Believing women had a place of “special privilege,” in American society, Schlafly questioned why women would “lower” themselves “to equal rights.” She spoke frequently about the “fraud” of the ERA. She also predicted women would be subject to the draft, alimony payments would no longer be standard in divorce settlements, and unisex toilets would become a reality. Her Stop-ERA campaign did not shift the public’s opinion about treating women more equitably, but it did cast doubt about the implications of the amendment. Uncertainty about its effects led to a significant decline in support for ratification. Supporters of the amendment increasingly found themselves trying to explain how the amendment would help women, not harm them.
After the allotted seven years, the ERA had passed in only thirty-five states. It needed three more to take effect. Congress then granted a three-year extension to secure ratification, and yet, no additional state approved the amendment. Still, the Equal Rights Amendment, and the debates surrounding its possible impact, did not disappear in 1982 when the extended window for ratification lapsed.
In the midst of the nation’s culture wars in the 1980s and 1990s, the role of women in America continued to be hotly contested.
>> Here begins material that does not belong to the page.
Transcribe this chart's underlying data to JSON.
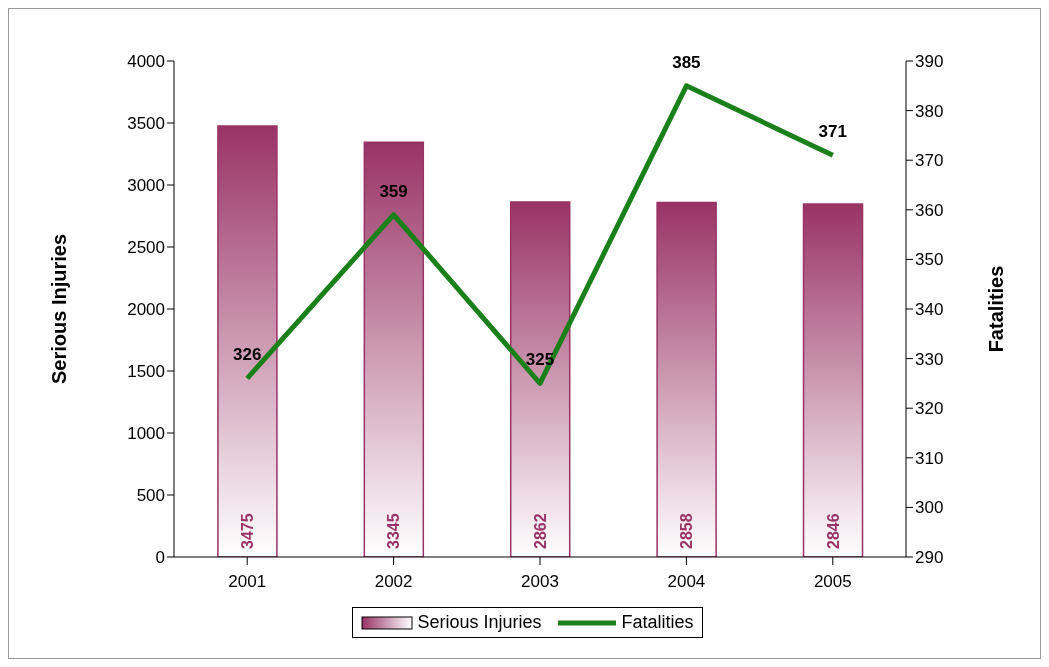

Members of Congress have repeatedly reintroduced the ERA since 1982. They even tried reframing the debate by calling it the Women’s Equality Amendment in 2007. As Carolyn Maloney (D-NY), a vocal supporter of the amendment, said in 2011, “We cannot ensure that women will be free of discrimination… as long as women are not universally defended under our Constitution…the equal rights of women are subject to interpretation of law.” Women today do have the protection of the Equal Pay Act of 1963 and the Civil Rights Act of 1964, but questions of gender inequality remain as pervasive in American life today as they did on March 22, 1972.